The upstream context defines three servers. The proxy_pass directive to proxy traffic to the server group. By default, this uses the round robin approach. Other methods include:

• hash - specify a key to map request to server
• ip_hash - client-server mapping based on client IP address
• least_conn - requests routed to server with least number of active connections

This can be configured in the upstream context:

upstream photos {
  least_conn;
  # hash $request_uri;

  server 127.0.0.1:3000 weight=2;
  server 127.0.0.1:3100 max_fails=3 fail_timeout=20s;
  server 127.0.0.1:3101 max_fails=3 fail_timeout=20s;
}

The server directive also takes parameters. The above prioritizes sending traffic to the first server. It temporarily removes servers 2/3 from the pool if they suffer 3 failed requests in 20 seconds. It will remove the server for 20 seconds.

Logging

Use the directives: log_format, access_log, error_log to configure logs. The two main types of logging are access (for everything in general) and errors.

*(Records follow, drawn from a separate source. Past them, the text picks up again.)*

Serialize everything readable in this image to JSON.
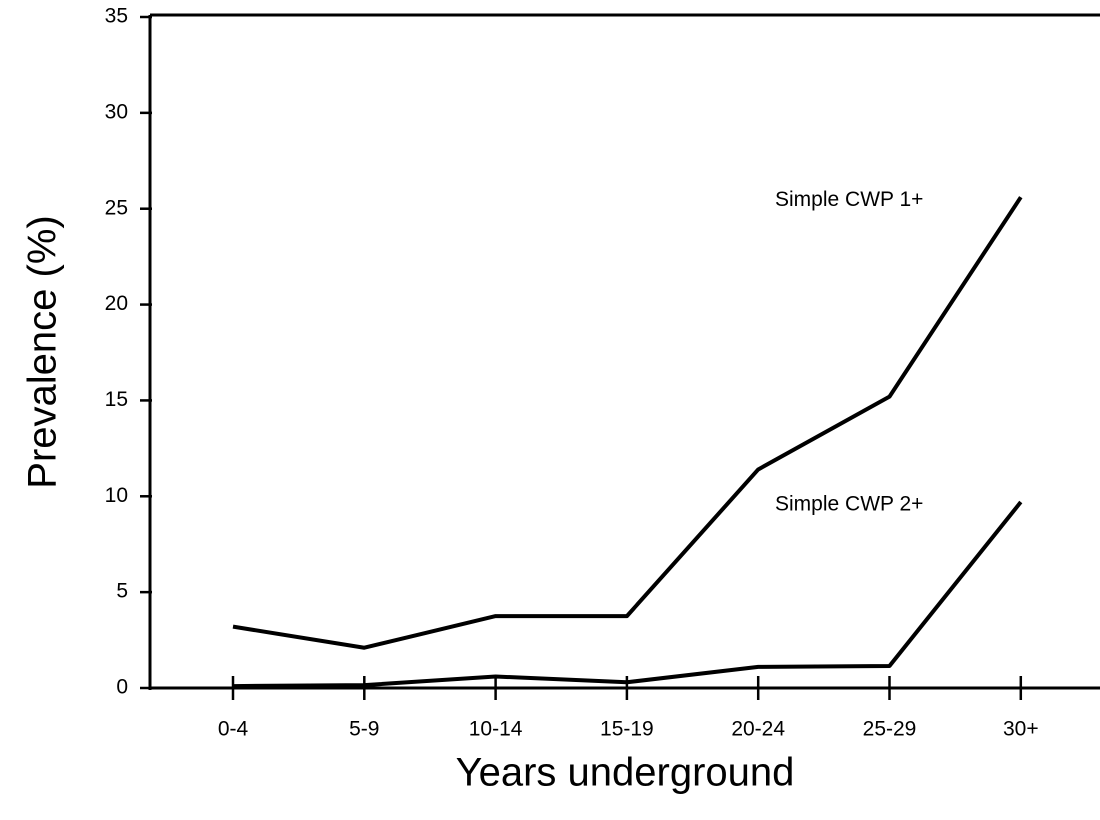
{
  "chart_data": {
    "type": "line",
    "x_label": "Years underground",
    "y_label": "Prevalence (%)",
    "categories": [
      "0-4",
      "5-9",
      "10-14",
      "15-19",
      "20-24",
      "25-29",
      "30+"
    ],
    "series": [
      {
        "name": "Simple CWP 1+",
        "color": "#000000",
        "values": [
          3.2,
          2.1,
          3.75,
          3.75,
          11.4,
          15.2,
          25.6
        ]
      },
      {
        "name": "Simple CWP 2+",
        "color": "#000000",
        "values": [
          0.1,
          0.15,
          0.6,
          0.3,
          1.1,
          1.15,
          9.7
        ]
      }
    ],
    "ylim": [
      0,
      35
    ],
    "yticks": [
      0,
      5,
      10,
      15,
      20,
      25,
      30,
      35
    ],
    "grid": false
  }
}
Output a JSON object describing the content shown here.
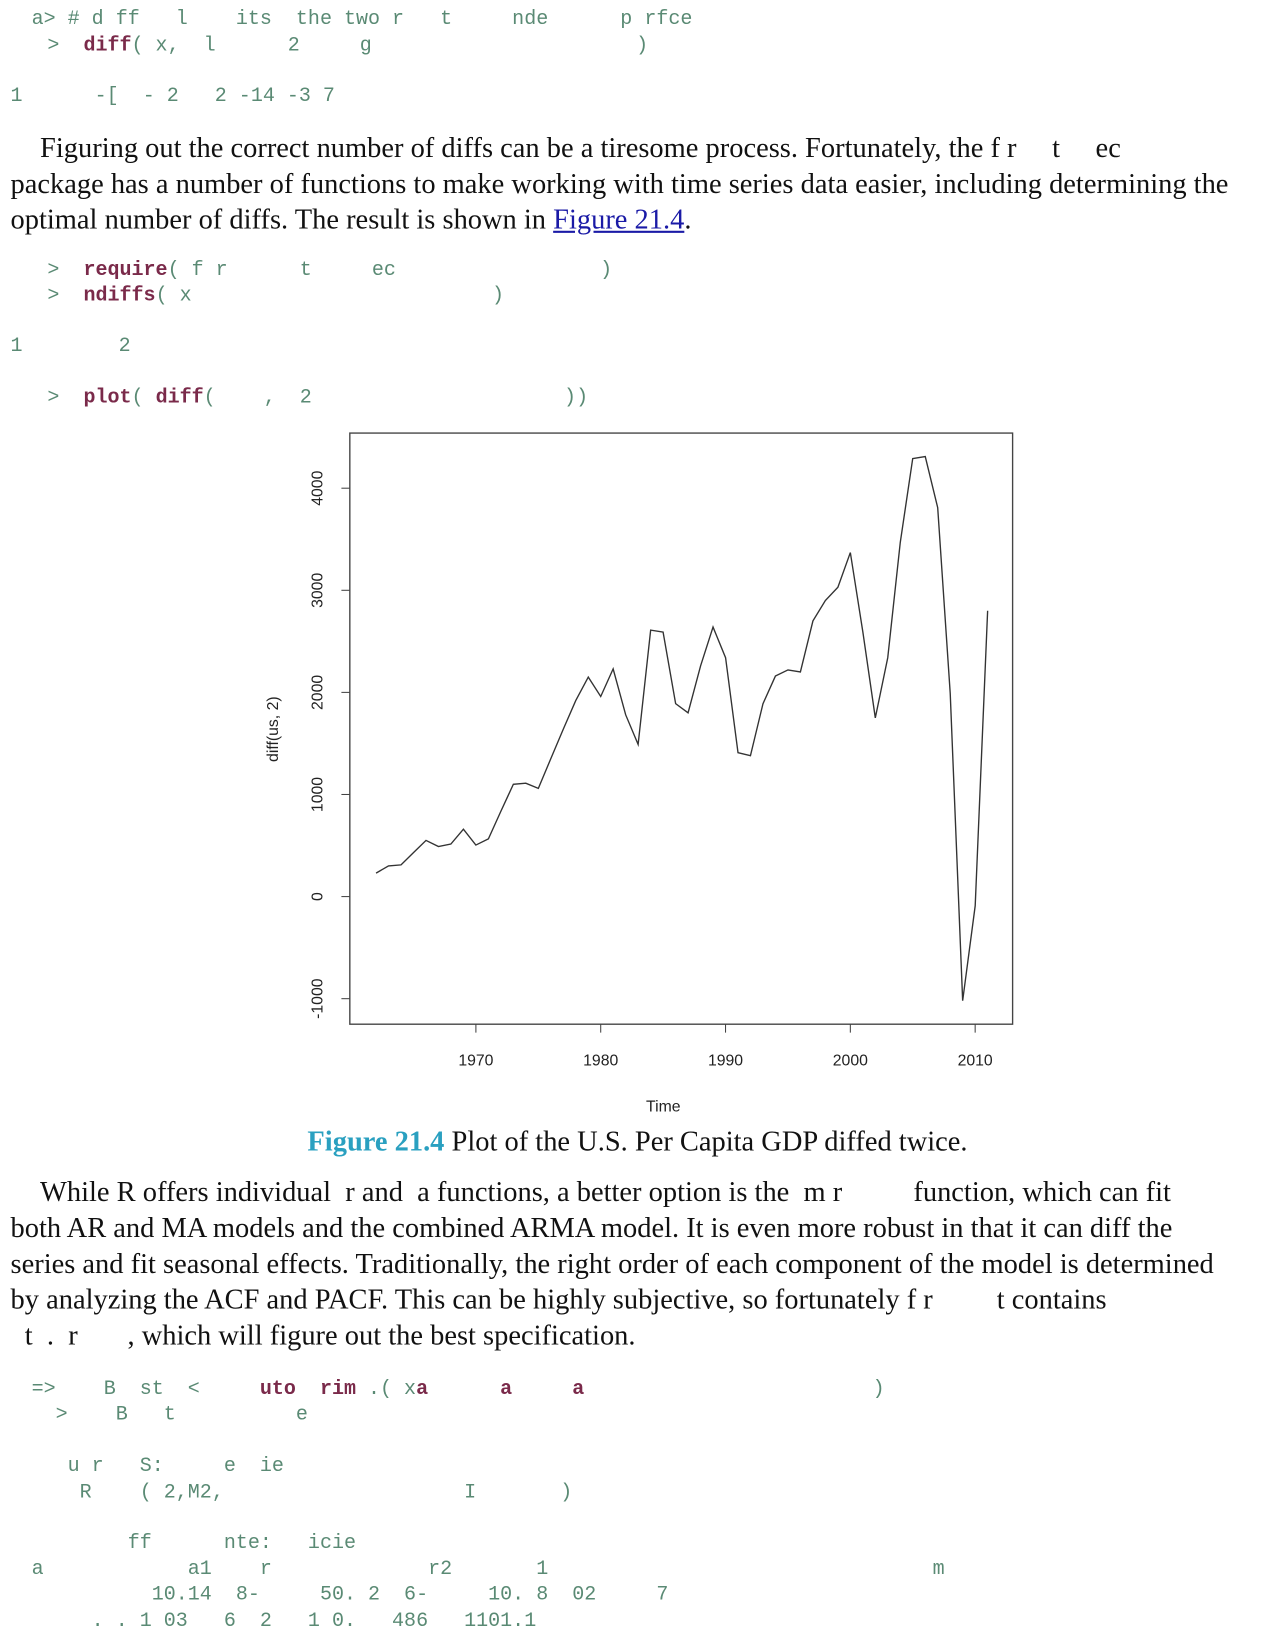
{
  "code_1": [
    [
      "a> # d ff   l    its  the two r   t     nde      p rfce"
    ],
    [
      ">  ",
      "diff",
      "( x,  l      2     g                      )"
    ]
  ],
  "output_1": "1      -[  - 2   2 -14 -3 7",
  "para_1": [
    [
      "Figuring out the correct number of diffs can be a tiresome process. Fortunately, the f r     t     ec"
    ],
    [
      "package has a number of functions to make working with time series data easier, including determining the"
    ],
    [
      "optimal number of diffs. The result is shown in ",
      "Figure 21.4",
      "."
    ]
  ],
  "code_2": [
    [
      ">  ",
      "require",
      "( f r      t     ec                 )"
    ],
    [
      ">  ",
      "ndiffs",
      "( x                         )"
    ]
  ],
  "output_2": "1        2",
  "code_3": [
    [
      ">  ",
      "plot",
      "( ",
      "diff",
      "(    ,  2                     ))"
    ]
  ],
  "chart_data": {
    "type": "line",
    "x_label": "Time",
    "y_label": "diff(us, 2)",
    "x": [
      1962,
      1963,
      1964,
      1965,
      1966,
      1967,
      1968,
      1969,
      1970,
      1971,
      1972,
      1973,
      1974,
      1975,
      1976,
      1977,
      1978,
      1979,
      1980,
      1981,
      1982,
      1983,
      1984,
      1985,
      1986,
      1987,
      1988,
      1989,
      1990,
      1991,
      1992,
      1993,
      1994,
      1995,
      1996,
      1997,
      1998,
      1999,
      2000,
      2001,
      2002,
      2003,
      2004,
      2005,
      2006,
      2007,
      2008,
      2009,
      2010,
      2011
    ],
    "values": [
      230,
      300,
      310,
      430,
      550,
      490,
      515,
      660,
      505,
      565,
      835,
      1100,
      1110,
      1060,
      1350,
      1640,
      1920,
      2150,
      1960,
      2230,
      1780,
      1490,
      2610,
      2590,
      1890,
      1800,
      2260,
      2640,
      2340,
      1410,
      1380,
      1890,
      2160,
      2220,
      2200,
      2700,
      2900,
      3030,
      3370,
      2590,
      1750,
      2340,
      3470,
      4290,
      4310,
      3810,
      1990,
      -1020,
      -90,
      2800
    ],
    "color": "#333333",
    "xlim": [
      1959.9,
      2013
    ],
    "ylim": [
      -1250,
      4540
    ],
    "xticks": [
      1970,
      1980,
      1990,
      2000,
      2010
    ],
    "yticks": [
      -1000,
      0,
      1000,
      2000,
      3000,
      4000
    ]
  },
  "caption": {
    "label": "Figure 21.4",
    "text": " Plot of the U.S. Per Capita GDP diffed twice."
  },
  "para_2": [
    [
      "While R offers individual  r and  a functions, a better option is the  m r          function, which can fit"
    ],
    [
      "both AR and MA models and the combined ARMA model. It is even more robust in that it can diff the"
    ],
    [
      "series and fit seasonal effects. Traditionally, the right order of each component of the model is determined"
    ],
    [
      "by analyzing the ACF and PACF. This can be highly subjective, so fortunately f r         t contains"
    ],
    [
      "  t  .  r       , which will figure out the best specification."
    ]
  ],
  "code_4": [
    [
      "=>    B  st  <     ",
      "uto  rim",
      " .( x",
      "a      a     a",
      "                        )"
    ],
    [
      "  >    B   t          e"
    ],
    [
      ""
    ],
    [
      "   u r   S:     e  ie"
    ],
    [
      "    R    ( 2,M2,                    I       )"
    ],
    [
      ""
    ],
    [
      "        ff      nte:   icie"
    ],
    [
      "a            a1    r             r2       1                                m"
    ],
    [
      "          10.14  8-     50. 2  6-     10. 8  02     7"
    ],
    [
      "     . . 1 03   6  2   1 0.   486   1101.1"
    ]
  ]
}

log_format main '$remote_addr - $remote_user [$time_local] "$request" '
                '$status $body_bytes_sent "$http_referer" '
                '"$http_user_agent" "$http_x_forwarded_for"';
access_log /var/log/nginx/access.log main;

The log format is just a string of Nginx variables. It's common to use the combined format also:

access_log /var/log/nginx/example.log combined;

The levels of logging are: debug, info, notice, warn, error, crit, alert, emerg.

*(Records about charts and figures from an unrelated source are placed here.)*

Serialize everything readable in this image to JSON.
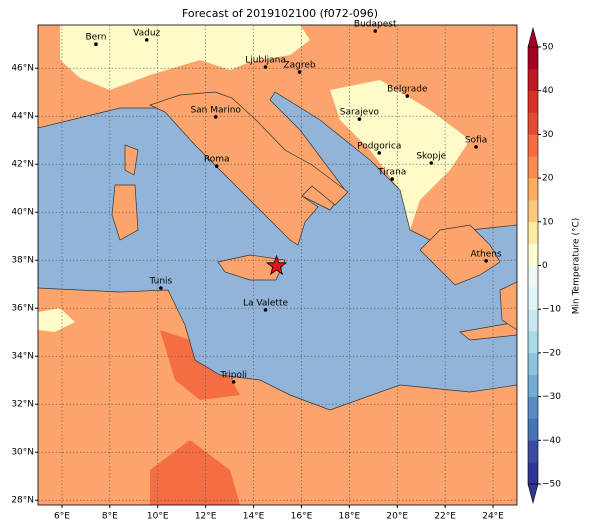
{
  "title": "Forecast of 2019102100 (f072-096)",
  "map": {
    "xlim": [
      5,
      25
    ],
    "ylim": [
      27.8,
      47.8
    ],
    "grid": true,
    "xticks": [
      {
        "value": 6,
        "label": "6°E"
      },
      {
        "value": 8,
        "label": "8°E"
      },
      {
        "value": 10,
        "label": "10°E"
      },
      {
        "value": 12,
        "label": "12°E"
      },
      {
        "value": 14,
        "label": "14°E"
      },
      {
        "value": 16,
        "label": "16°E"
      },
      {
        "value": 18,
        "label": "18°E"
      },
      {
        "value": 20,
        "label": "20°E"
      },
      {
        "value": 22,
        "label": "22°E"
      },
      {
        "value": 24,
        "label": "24°E"
      }
    ],
    "yticks": [
      {
        "value": 28,
        "label": "28°N"
      },
      {
        "value": 30,
        "label": "30°N"
      },
      {
        "value": 32,
        "label": "32°N"
      },
      {
        "value": 34,
        "label": "34°N"
      },
      {
        "value": 36,
        "label": "36°N"
      },
      {
        "value": 38,
        "label": "38°N"
      },
      {
        "value": 40,
        "label": "40°N"
      },
      {
        "value": 42,
        "label": "42°N"
      },
      {
        "value": 44,
        "label": "44°N"
      },
      {
        "value": 46,
        "label": "46°N"
      }
    ]
  },
  "cities": [
    {
      "name": "Bern",
      "lon": 7.42,
      "lat": 47.0
    },
    {
      "name": "Vaduz",
      "lon": 9.54,
      "lat": 47.18
    },
    {
      "name": "Budapest",
      "lon": 19.08,
      "lat": 47.55
    },
    {
      "name": "Ljubljana",
      "lon": 14.5,
      "lat": 46.05
    },
    {
      "name": "Zagreb",
      "lon": 15.92,
      "lat": 45.84
    },
    {
      "name": "San Marino",
      "lon": 12.42,
      "lat": 43.97
    },
    {
      "name": "Sarajevo",
      "lon": 18.42,
      "lat": 43.88
    },
    {
      "name": "Belgrade",
      "lon": 20.42,
      "lat": 44.84
    },
    {
      "name": "Roma",
      "lon": 12.46,
      "lat": 41.92
    },
    {
      "name": "Podgorica",
      "lon": 19.25,
      "lat": 42.47
    },
    {
      "name": "Skopje",
      "lon": 21.42,
      "lat": 42.05
    },
    {
      "name": "Sofia",
      "lon": 23.29,
      "lat": 42.72
    },
    {
      "name": "Tirana",
      "lon": 19.79,
      "lat": 41.38
    },
    {
      "name": "Athens",
      "lon": 23.71,
      "lat": 37.97
    },
    {
      "name": "Tunis",
      "lon": 10.13,
      "lat": 36.84
    },
    {
      "name": "La Valette",
      "lon": 14.5,
      "lat": 35.93
    },
    {
      "name": "Tripoli",
      "lon": 13.17,
      "lat": 32.93
    }
  ],
  "marker": {
    "lon": 14.96,
    "lat": 37.76,
    "color": "#e8141c"
  },
  "colorbar": {
    "label": "Min Temperature (°C)",
    "lim": [
      -50,
      50
    ],
    "ticks": [
      {
        "value": -50,
        "label": "−50"
      },
      {
        "value": -40,
        "label": "−40"
      },
      {
        "value": -30,
        "label": "−30"
      },
      {
        "value": -20,
        "label": "−20"
      },
      {
        "value": -10,
        "label": "−10"
      },
      0,
      10,
      20,
      30,
      40,
      50
    ],
    "colors": [
      "#313695",
      "#3a4ca0",
      "#4575b4",
      "#5a8cc1",
      "#74add1",
      "#8fc3dd",
      "#abd9e9",
      "#cbe8f0",
      "#e0f3f8",
      "#eff9f3",
      "#fffbd0",
      "#fee9a3",
      "#fdc982",
      "#fdae61",
      "#f88d52",
      "#f46d43",
      "#e34a33",
      "#d73027",
      "#bd1726",
      "#a50026"
    ]
  }
}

Nginx supports syslog, which works well with other logging services:

access_log syslog:dev/log combined;

Performance

Use compression to speed up responses with the http_gzip and http_gunzip modules:

gzip on;
gzip_disable msie6;
gzip_proxied no-cache no-store private expired auth;
gzip_types text/plain text/css application/x-javascript application/javascript text/xml application/xml application/xml+rss text/javascript image/x-icon image/bmp image/svg+xml;
gzip_min_length 1024;
gzip_vary on;

• gzip_disable - don't send compressed responses to older browsers
• gzip_proxied - only compress responses from proxied servers if we wouldn't normally cache them
• gzip_types - content types to compress
• gzip_min_length - minimum size of file to compress
• gzip_vary - adds "Vary: Accept-Encoding" header to tell CDNs to treat compressed/uncompressed versions as two separate entities

If a proxied server sends pre-compressed response, use the gunzip on; directive to decompress it.

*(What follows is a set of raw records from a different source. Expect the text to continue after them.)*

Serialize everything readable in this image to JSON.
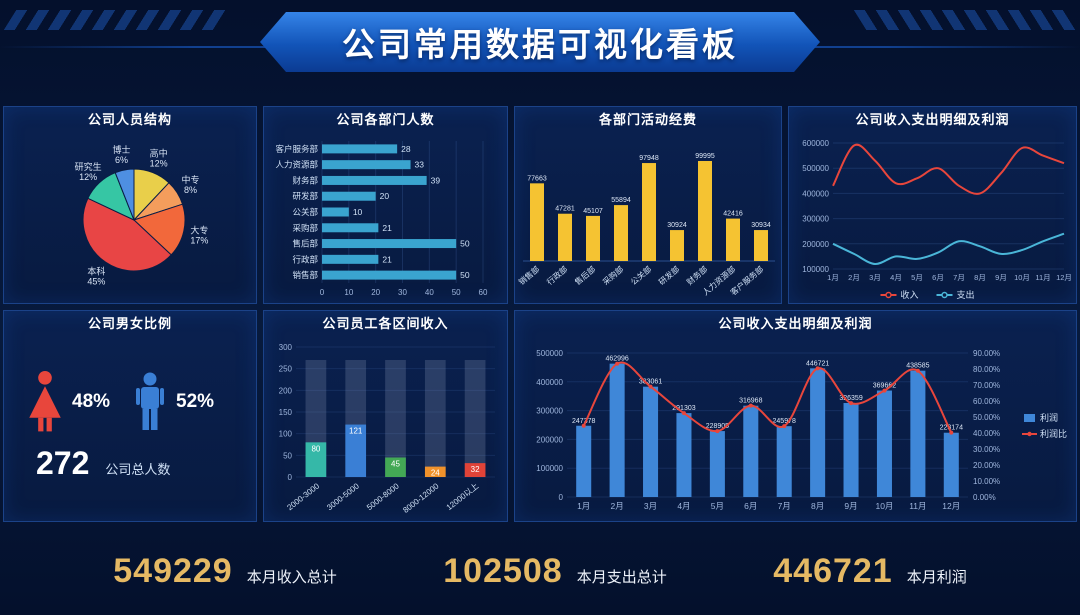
{
  "header": {
    "title": "公司常用数据可视化看板"
  },
  "panels": {
    "pie": {
      "title": "公司人员结构"
    },
    "dept": {
      "title": "公司各部门人数"
    },
    "funds": {
      "title": "各部门活动经费"
    },
    "lines": {
      "title": "公司收入支出明细及利润"
    },
    "gender": {
      "title": "公司男女比例",
      "female_pct": "48%",
      "male_pct": "52%",
      "total": "272",
      "total_label": "公司总人数"
    },
    "salary": {
      "title": "公司员工各区间收入"
    },
    "combo": {
      "title": "公司收入支出明细及利润"
    }
  },
  "footer": [
    {
      "value": "549229",
      "label": "本月收入总计"
    },
    {
      "value": "102508",
      "label": "本月支出总计"
    },
    {
      "value": "446721",
      "label": "本月利润"
    }
  ],
  "colors": {
    "accent_gold": "#e5b964",
    "banner_blue": "#1254b8",
    "panel_border": "#1b4288"
  },
  "chart_data": [
    {
      "id": "staff-structure-pie",
      "type": "pie",
      "title": "公司人员结构",
      "slices": [
        {
          "label": "高中",
          "pct": 12,
          "color": "#e9cf4a"
        },
        {
          "label": "中专",
          "pct": 8,
          "color": "#f49d5c"
        },
        {
          "label": "大专",
          "pct": 17,
          "color": "#f2683b"
        },
        {
          "label": "本科",
          "pct": 45,
          "color": "#e84545"
        },
        {
          "label": "研究生",
          "pct": 12,
          "color": "#36c6a4"
        },
        {
          "label": "博士",
          "pct": 6,
          "color": "#4e8fe2"
        }
      ]
    },
    {
      "id": "dept-headcount-bar",
      "type": "bar",
      "orientation": "horizontal",
      "title": "公司各部门人数",
      "categories": [
        "客户服务部",
        "人力资源部",
        "财务部",
        "研发部",
        "公关部",
        "采购部",
        "售后部",
        "行政部",
        "销售部"
      ],
      "values": [
        28,
        33,
        39,
        20,
        10,
        21,
        50,
        21,
        50
      ],
      "xlim": [
        0,
        60
      ],
      "xticks": [
        0,
        10,
        20,
        30,
        40,
        50,
        60
      ],
      "bar_color": "#3aa4cf"
    },
    {
      "id": "dept-funds-bar",
      "type": "bar",
      "orientation": "vertical",
      "title": "各部门活动经费",
      "categories": [
        "销售部",
        "行政部",
        "售后部",
        "采购部",
        "公关部",
        "研发部",
        "财务部",
        "人力资源部",
        "客户服务部"
      ],
      "values": [
        77663,
        47281,
        45107,
        55894,
        97948,
        30924,
        99995,
        42416,
        30934
      ],
      "ylim": [
        0,
        112000
      ],
      "bar_color": "#f5c332"
    },
    {
      "id": "income-expense-line",
      "type": "line",
      "title": "公司收入支出明细及利润",
      "x": [
        "1月",
        "2月",
        "3月",
        "4月",
        "5月",
        "6月",
        "7月",
        "8月",
        "9月",
        "10月",
        "11月",
        "12月"
      ],
      "series": [
        {
          "name": "收入",
          "color": "#e8463c",
          "values": [
            430000,
            590000,
            530000,
            440000,
            460000,
            500000,
            430000,
            400000,
            480000,
            580000,
            550000,
            520000
          ]
        },
        {
          "name": "支出",
          "color": "#4ab6d8",
          "values": [
            200000,
            160000,
            120000,
            150000,
            140000,
            165000,
            210000,
            190000,
            160000,
            175000,
            210000,
            240000
          ]
        }
      ],
      "ylim": [
        100000,
        600000
      ],
      "yticks": [
        100000,
        200000,
        300000,
        400000,
        500000,
        600000
      ],
      "legend_position": "bottom"
    },
    {
      "id": "salary-range-bar",
      "type": "bar",
      "orientation": "vertical",
      "title": "公司员工各区间收入",
      "categories": [
        "2000-3000",
        "3000-5000",
        "5000-8000",
        "8000-12000",
        "12000以上"
      ],
      "values": [
        80,
        121,
        45,
        24,
        32
      ],
      "colors": [
        "#35b8a8",
        "#3a7fd5",
        "#43a855",
        "#f0922b",
        "#e04338"
      ],
      "background_bar_value": 270,
      "ylim": [
        0,
        300
      ],
      "yticks": [
        0,
        50,
        100,
        150,
        200,
        250,
        300
      ]
    },
    {
      "id": "profit-combo",
      "type": "bar+line",
      "title": "公司收入支出明细及利润",
      "x": [
        "1月",
        "2月",
        "3月",
        "4月",
        "5月",
        "6月",
        "7月",
        "8月",
        "9月",
        "10月",
        "11月",
        "12月"
      ],
      "bars": {
        "name": "利润",
        "color": "#3f87d8",
        "values": [
          247378,
          462996,
          383061,
          291303,
          228905,
          316968,
          245978,
          446721,
          326359,
          369662,
          438585,
          223174
        ]
      },
      "line": {
        "name": "利润比",
        "color": "#e8463c",
        "values_pct": [
          44.5,
          83.3,
          69.0,
          52.4,
          41.2,
          57.1,
          44.3,
          80.4,
          58.7,
          66.5,
          78.9,
          40.2
        ]
      },
      "ylim_left": [
        0,
        500000
      ],
      "yticks_left": [
        0,
        100000,
        200000,
        300000,
        400000,
        500000
      ],
      "ylim_right": [
        0,
        90
      ],
      "yticks_right_pct": [
        0,
        10,
        20,
        30,
        40,
        50,
        60,
        70,
        80,
        90
      ],
      "legend_position": "right"
    }
  ]
}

Use the worker_processes and worker_connections directives to adjust workers/connections for optimal performance. Set worker_processes to number of CPUs your server has, or use auto:

worker_processes auto;

The default connections is 512, but this is usually too low for modern day servers. Nginx was designed to handle 10k connections over a decade ago. Try 2048 to start with, with a four core CPU that's 8192 simultaneous connections. If Nginx hits this limit, it will output in error.log.

Utilize keepalives with the directives: keepalive, keepalive_timeout, keepalive_requests.

Enable http2 in the listen directive: listen 443 ssl http2 default_server;.